INTRODUCTION
Since 2015, the pharmaceutical industry has seen a significant increase in the design and trial of gene therapy drugs that are based on genetically modified microorganisms (GMM) (Figure 1 below). This is largely due to the clever application of genetic engineering which has created new biological tools such as Crispr/Casp 9 and replication incompetent target specific viral vectors. These tools are special as their application allows targeted delivery of gene therapy, therefore reducing the risk to the health of patients. This article talks about the challenges that pharmaceutical companies face in recruiting trial participants for the increasing number of GMM-based gene therapy clinical trials. Currently recruitment numbers are low and a key reason is the lack in capability of hospital and pharmaceutical settings to satisfy biosafety regulatory requirements. To address this, the article proposes a three-step plan to satisfy biosafety requirements. The plan is based on increasing biosafety awareness, training, and support to fulfil biosafety regulatory requirements. It has been documented that lacking the capabilities to satisfy biosafety regulatory requirements prevents hospital and pharmaciesfrom participating in clinical trial recruitment programmes. Therefore, if regulatory affairs experts(and others responsible for achieving buy-in of potential trial locations) work together with their stakeholders to fulfil the biosafety requirements, the challenge can be tackled to drive up numbers. This joint effort will in turn lead to more robust efficacy and patient safety data.


THE CHALLENGE
The best place to recruit patients is in hospital and convalescent settings. Increasing recruitment is particularly important when developing treatments for rare hereditary conditions. One example is spinal muscular atrophy (SMA) disease – which causes reduction in muscle function, impairs everyday vital activities such as eating and breathing, and quality of life is grossly impacted. Zolgensma® (Onasemnogene abeparvovec) is a gene therapy drug based on a genetically modified microorganism called adeno associated virus and has been approved for the treatment of SMA (Keinath). The adeno associated virus can deliver genes to target areas. In the case of Zolgensma, the adeno associated viral vector (AAV) delivers a working copy of the SMA gene to the cells that need it, therefore improving muscle function. This is a wonderful example of the successful application of gene therapy to treat disease, which would not have been possible without successful patient recruitment at the clinical trial stage. There are many other safe and effective gene therapy drugs being developed based on the AAV technology and other viral vectors. Each year, an increasing number of gene therapies enter the clinical trial stage (Figure 1).

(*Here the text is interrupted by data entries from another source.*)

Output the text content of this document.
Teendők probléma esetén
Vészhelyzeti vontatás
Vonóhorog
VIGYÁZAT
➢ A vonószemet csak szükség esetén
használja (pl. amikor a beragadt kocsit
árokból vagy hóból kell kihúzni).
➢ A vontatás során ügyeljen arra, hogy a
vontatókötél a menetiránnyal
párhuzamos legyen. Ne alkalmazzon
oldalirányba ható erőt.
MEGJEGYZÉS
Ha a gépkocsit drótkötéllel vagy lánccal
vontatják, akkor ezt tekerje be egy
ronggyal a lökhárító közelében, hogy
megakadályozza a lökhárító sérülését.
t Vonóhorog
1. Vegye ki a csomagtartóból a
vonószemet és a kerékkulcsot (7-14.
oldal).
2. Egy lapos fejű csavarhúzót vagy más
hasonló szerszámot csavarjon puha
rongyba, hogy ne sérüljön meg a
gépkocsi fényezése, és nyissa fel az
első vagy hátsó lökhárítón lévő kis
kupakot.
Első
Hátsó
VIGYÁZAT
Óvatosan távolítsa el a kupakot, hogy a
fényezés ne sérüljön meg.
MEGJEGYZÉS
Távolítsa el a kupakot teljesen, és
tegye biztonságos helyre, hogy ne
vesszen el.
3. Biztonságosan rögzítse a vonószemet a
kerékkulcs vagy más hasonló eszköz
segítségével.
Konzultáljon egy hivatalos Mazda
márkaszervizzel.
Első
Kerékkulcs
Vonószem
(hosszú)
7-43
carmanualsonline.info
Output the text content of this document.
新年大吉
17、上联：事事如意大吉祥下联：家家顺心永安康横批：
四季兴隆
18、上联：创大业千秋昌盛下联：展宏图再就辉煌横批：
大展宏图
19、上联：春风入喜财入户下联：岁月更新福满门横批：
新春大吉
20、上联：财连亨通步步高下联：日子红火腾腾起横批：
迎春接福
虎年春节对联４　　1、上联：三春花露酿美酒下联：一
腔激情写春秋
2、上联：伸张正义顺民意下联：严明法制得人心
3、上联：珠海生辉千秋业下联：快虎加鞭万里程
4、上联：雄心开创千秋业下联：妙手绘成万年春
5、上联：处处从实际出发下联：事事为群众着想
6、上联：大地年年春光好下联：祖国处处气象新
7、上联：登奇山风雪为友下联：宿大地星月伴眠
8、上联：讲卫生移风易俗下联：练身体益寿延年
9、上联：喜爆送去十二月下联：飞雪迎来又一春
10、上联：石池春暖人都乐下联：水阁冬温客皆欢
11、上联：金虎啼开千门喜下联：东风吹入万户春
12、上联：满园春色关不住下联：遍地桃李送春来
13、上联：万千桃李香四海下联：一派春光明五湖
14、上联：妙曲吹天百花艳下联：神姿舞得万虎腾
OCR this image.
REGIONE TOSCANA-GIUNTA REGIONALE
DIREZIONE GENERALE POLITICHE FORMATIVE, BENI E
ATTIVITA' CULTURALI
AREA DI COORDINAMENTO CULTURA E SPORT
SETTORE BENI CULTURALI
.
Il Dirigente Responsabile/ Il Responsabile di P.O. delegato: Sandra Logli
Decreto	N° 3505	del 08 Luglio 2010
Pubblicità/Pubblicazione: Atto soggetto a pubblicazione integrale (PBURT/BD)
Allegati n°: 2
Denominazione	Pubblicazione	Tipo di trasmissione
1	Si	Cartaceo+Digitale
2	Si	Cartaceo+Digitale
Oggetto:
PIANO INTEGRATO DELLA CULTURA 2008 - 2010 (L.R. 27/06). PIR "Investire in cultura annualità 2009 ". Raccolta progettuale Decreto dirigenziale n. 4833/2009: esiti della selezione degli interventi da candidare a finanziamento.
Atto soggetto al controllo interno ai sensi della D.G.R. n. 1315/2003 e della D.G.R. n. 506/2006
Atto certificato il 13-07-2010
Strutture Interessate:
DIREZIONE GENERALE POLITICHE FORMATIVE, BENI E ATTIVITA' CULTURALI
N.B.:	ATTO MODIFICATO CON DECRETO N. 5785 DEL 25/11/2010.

The challenge for many is overcoming low patient recruitment numbers for upcoming gene therapy products that have the same potential for marketsuccess. We are in an age where gene therapy has become safer. Nevertheless, clinical trial sample sizes remain small. Almost half of gene therapy clinical trials had a sample size of less than 25 patients (Overbeke). A review highlighted that this problem is highest in Europe followed by the US and Canada (Overbeke). A barrier is lack of information about biosafety measures and legal notifications required for hospital and pharmacy settings to engage
in gene therapy trial studies. A survey of 1440 pharmacists in the United Kingdom (UK) revealed that lack of familiarity with gene therapies was reflected by trial low response rate (Petrich). In a study conducted by the American Society of Health-System Pharmacists, of the 3453 pharmacists surveyed, 37% of their study respondents were still planning where their gene therapy products would be stored, and 30% were unsure of whether they had the correct biosafety equipment (Petrich). Petrich et al. argue that “Ultimately, as more gene therapy products are approved, institutions that want to provide these advanced therapies to their patients must be prepared to develop their own policies until such guidelines are published.” Until these issues are resolved the challenge will persist.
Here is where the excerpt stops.